On Thursday, China braced for Typhoon Doksuri’s impending landfall, closing schools and businesses in some coastal cities, as the national observatory updated its most severe weather alert following overnight torrential rains in the country’s southwest.
According to Fujian provincial meteorological officials, the impending typhoon is predicted to make landfall on China’s southeast coast in the early hours of Friday.
As of 12:00 p.m. (0400 GMT), Doksuri was categorized as a strong typhoon, with maximum winds of 180 kilometres (112 miles) per hour as it hurtled northwest through the Taiwan Strait into Fujian province.
Doksuri was a super typhoon at one point, but it lost part of its strength after lashing the northern Philippines’ shoreline on Wednesday, breaking river banks and leaving millions without power.
According to the Philippines’ disaster department, Doksuri killed five persons.
On Thursday, three coastal cities in Fujian province closed schools, shops, and factories, while flood control officials in one of them, Xiamen, warned of a serious impact.
However, the China Meteorological Administration predicted that it will be weaker than Typhoon Meranti, which struck China’s eastern coast in 2016, killing at least 11 people.
Prior to Doksuri’s landfall, fifteen provinces and city-level administrative units in China have been affected by severe weather, including thunderstorms, torrential rainfall, gales, and hail.
After severe rains in the provinces of Sichuan, Guizhou, and Yunnan, as well as the nearby metropolis of Chongqing, Beijing initiated emergency flood control operations in the country’s southwest on Wednesday night.
According to videos circulating on Chinese social media, heavy floods in the city of Luzhou, Sichuan province, washed cars against tree trunks.
Passenger ships and fishing boats have also become stranded in coastal Zhejiang province, just north of Fujian.
Meanwhile, southern Taiwan closed businesses and schools on Thursday, and airlines canceled hundreds of flights as Typhoon Doksuri churned past the island on its way to China.

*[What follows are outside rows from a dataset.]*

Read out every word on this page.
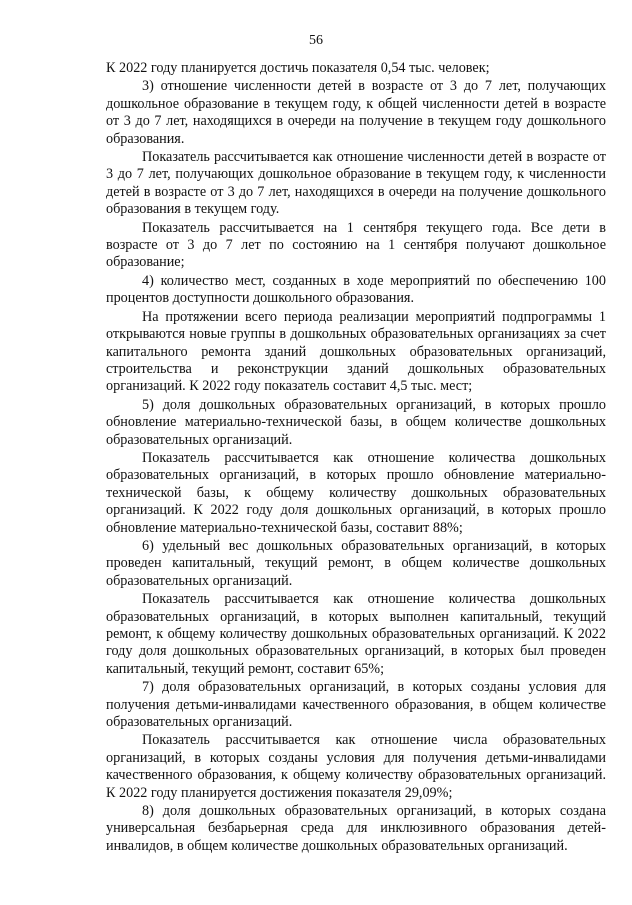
56

К 2022 году планируется достичь показателя 0,54 тыс. человек;

3) отношение численности детей в возрасте от 3 до 7 лет, получающих дошкольное образование в текущем году, к общей численности детей в возрасте от 3 до 7 лет, находящихся в очереди на получение в текущем году дошкольного образования.

Показатель рассчитывается как отношение численности детей в возрасте от 3 до 7 лет, получающих дошкольное образование в текущем году, к численности детей в возрасте от 3 до 7 лет, находящихся в очереди на получение дошкольного образования в текущем году.

Показатель рассчитывается на 1 сентября текущего года. Все дети в возрасте от 3 до 7 лет по состоянию на 1 сентября получают дошкольное образование;

4) количество мест, созданных в ходе мероприятий по обеспечению 100 процентов доступности дошкольного образования.

На протяжении всего периода реализации мероприятий подпрограммы 1 открываются новые группы в дошкольных образовательных организациях за счет капитального ремонта зданий дошкольных образовательных организаций, строительства и реконструкции зданий дошкольных образовательных организаций. К 2022 году показатель составит 4,5 тыс. мест;

5) доля дошкольных образовательных организаций, в которых прошло обновление материально-технической базы, в общем количестве дошкольных образовательных организаций.

Показатель рассчитывается как отношение количества дошкольных образовательных организаций, в которых прошло обновление материально-технической базы, к общему количеству дошкольных образовательных организаций. К 2022 году доля дошкольных организаций, в которых прошло обновление материально-технической базы, составит 88%;

6) удельный вес дошкольных образовательных организаций, в которых проведен капитальный, текущий ремонт, в общем количестве дошкольных образовательных организаций.

Показатель рассчитывается как отношение количества дошкольных образовательных организаций, в которых выполнен капитальный, текущий ремонт, к общему количеству дошкольных образовательных организаций. К 2022 году доля дошкольных образовательных организаций, в которых был проведен капитальный, текущий ремонт, составит 65%;

7) доля образовательных организаций, в которых созданы условия для получения детьми-инвалидами качественного образования, в общем количестве образовательных организаций.

Показатель рассчитывается как отношение числа образовательных организаций, в которых созданы условия для получения детьми-инвалидами качественного образования, к общему количеству образовательных организаций. К 2022 году планируется достижения показателя 29,09%;

8) доля дошкольных образовательных организаций, в которых создана универсальная безбарьерная среда для инклюзивного образования детей-инвалидов, в общем количестве дошкольных образовательных организаций.
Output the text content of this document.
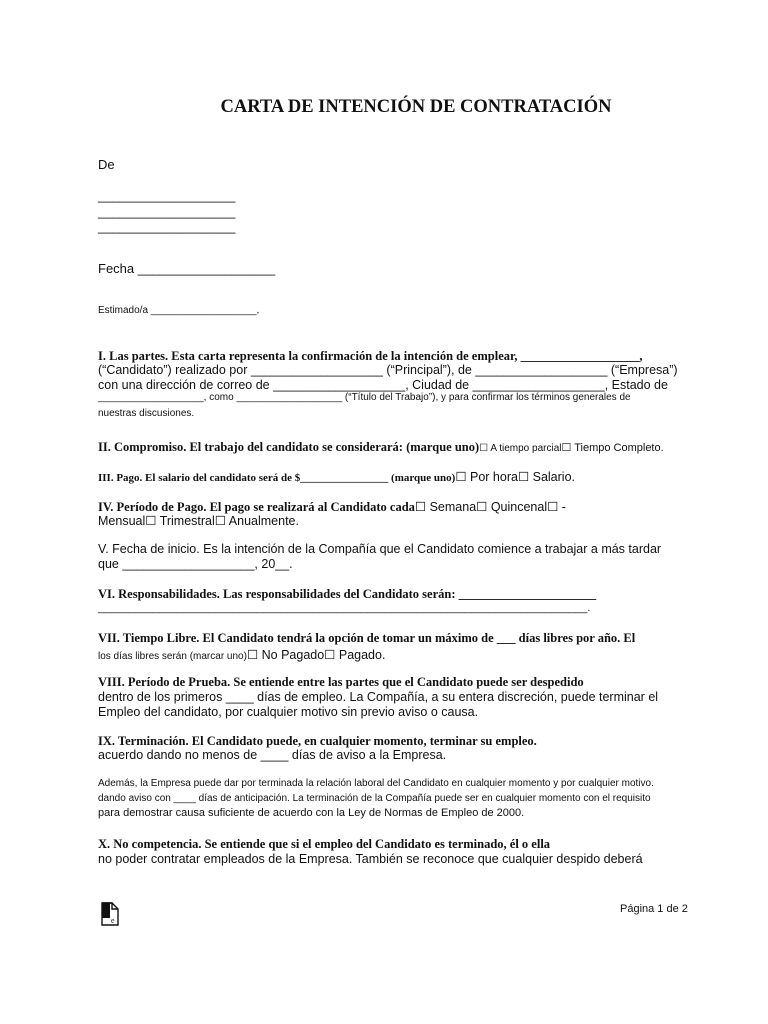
CARTA DE INTENCIÓN DE CONTRATACIÓN
De
___________________
___________________
___________________
Fecha ___________________
Estimado/a ___________________,
I. Las partes. Esta carta representa la confirmación de la intención de emplear, ___________________,
(“Candidato”) realizado por ___________________ (“Principal”), de ___________________ (“Empresa”)
con una dirección de correo de ___________________, Ciudad de ___________________, Estado de
___________________, como ___________________ (“Título del Trabajo”), y para confirmar los términos generales de
nuestras discusiones.
II. Compromiso. El trabajo del candidato se considerará: (marque uno)☐ A tiempo parcial☐ Tiempo Completo.
III. Pago. El salario del candidato será de $________________ (marque uno)☐ Por hora☐ Salario.
IV. Período de Pago. El pago se realizará al Candidato cada☐ Semana☐ Quincenal☐ -
Mensual☐ Trimestral☐ Anualmente.
V. Fecha de inicio. Es la intención de la Compañía que el Candidato comience a trabajar a más tardar
que ___________________, 20__.
VI. Responsabilidades. Las responsabilidades del Candidato serán: ______________________
________________________________________________________________________________.
VII. Tiempo Libre. El Candidato tendrá la opción de tomar un máximo de ___ días libres por año. El
los días libres serán (marcar uno)☐ No Pagado☐ Pagado.
VIII. Período de Prueba. Se entiende entre las partes que el Candidato puede ser despedido
dentro de los primeros ____ días de empleo. La Compañía, a su entera discreción, puede terminar el
Empleo del candidato, por cualquier motivo sin previo aviso o causa.
IX. Terminación. El Candidato puede, en cualquier momento, terminar su empleo.
acuerdo dando no menos de ____ días de aviso a la Empresa.
Además, la Empresa puede dar por terminada la relación laboral del Candidato en cualquier momento y por cualquier motivo.
dando aviso con ____ días de anticipación. La terminación de la Compañía puede ser en cualquier momento con el requisito
para demostrar causa suficiente de acuerdo con la Ley de Normas de Empleo de 2000.
X. No competencia. Se entiende que si el empleo del Candidato es terminado, él o ella
no poder contratar empleados de la Empresa. También se reconoce que cualquier despido deberá
e
Página 1 de 2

On Thursday, Taiwan’s weather agency issued wind and rain warnings for the island’s southern and eastern regions, including the main port city of Kaohsiung, where businesses and schools were closed and landslip warnings were issued.

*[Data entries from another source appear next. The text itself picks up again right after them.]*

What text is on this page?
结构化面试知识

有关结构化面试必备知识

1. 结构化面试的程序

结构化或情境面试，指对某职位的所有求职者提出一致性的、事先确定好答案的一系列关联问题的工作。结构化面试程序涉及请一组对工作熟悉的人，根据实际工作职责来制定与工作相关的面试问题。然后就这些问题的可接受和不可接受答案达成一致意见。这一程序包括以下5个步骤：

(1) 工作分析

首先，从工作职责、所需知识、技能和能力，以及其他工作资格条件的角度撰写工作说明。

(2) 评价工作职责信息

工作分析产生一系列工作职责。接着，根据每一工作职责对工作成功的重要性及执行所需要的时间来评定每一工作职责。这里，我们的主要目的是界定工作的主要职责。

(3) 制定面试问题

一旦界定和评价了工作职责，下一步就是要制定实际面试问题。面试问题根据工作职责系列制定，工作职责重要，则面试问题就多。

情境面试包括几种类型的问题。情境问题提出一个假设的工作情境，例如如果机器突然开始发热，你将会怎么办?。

In Taiwan, all domestic flights and ferry lines were suspended, while over 100 international flights were canceled or delayed. Railway services between southern and eastern Taiwan have been suspended.
More than 5,700 people were evacuated as a precaution, largely in Taiwan’s hilly south and east, where more than 0.7 metres of rain was reported in certain regions and up to 1 metre was anticipated.
The typhoon knocked out power to almost 49,000 Taiwanese households, although the majority of them have since been restored.
“Typhoon Doksuri should not be underestimated”, Kaohsiung city mayor Chen Chi-mai stated late Wednesday in a Facebook post.
“The police and military will assist in the effort of forced evacuation if needed”, he said, referring to the threat of severe rain in hilly areas.
In the midst of increasing military tensions with neighboring China, Taiwan’s armed forces continued a large-scale anti-landing rehearsal on a beach near the important Taipei Port just outside the capital, simulating the expulsion of an enemy force with ground soldiers and tanks.
Parts of Taiwan’s biggest annual Han Kuang exercises and air-raid drills, which began on Monday, have been affected by the storm, with authorities canceling some exercises citing safety concerns and the need to prepare for the typhoon.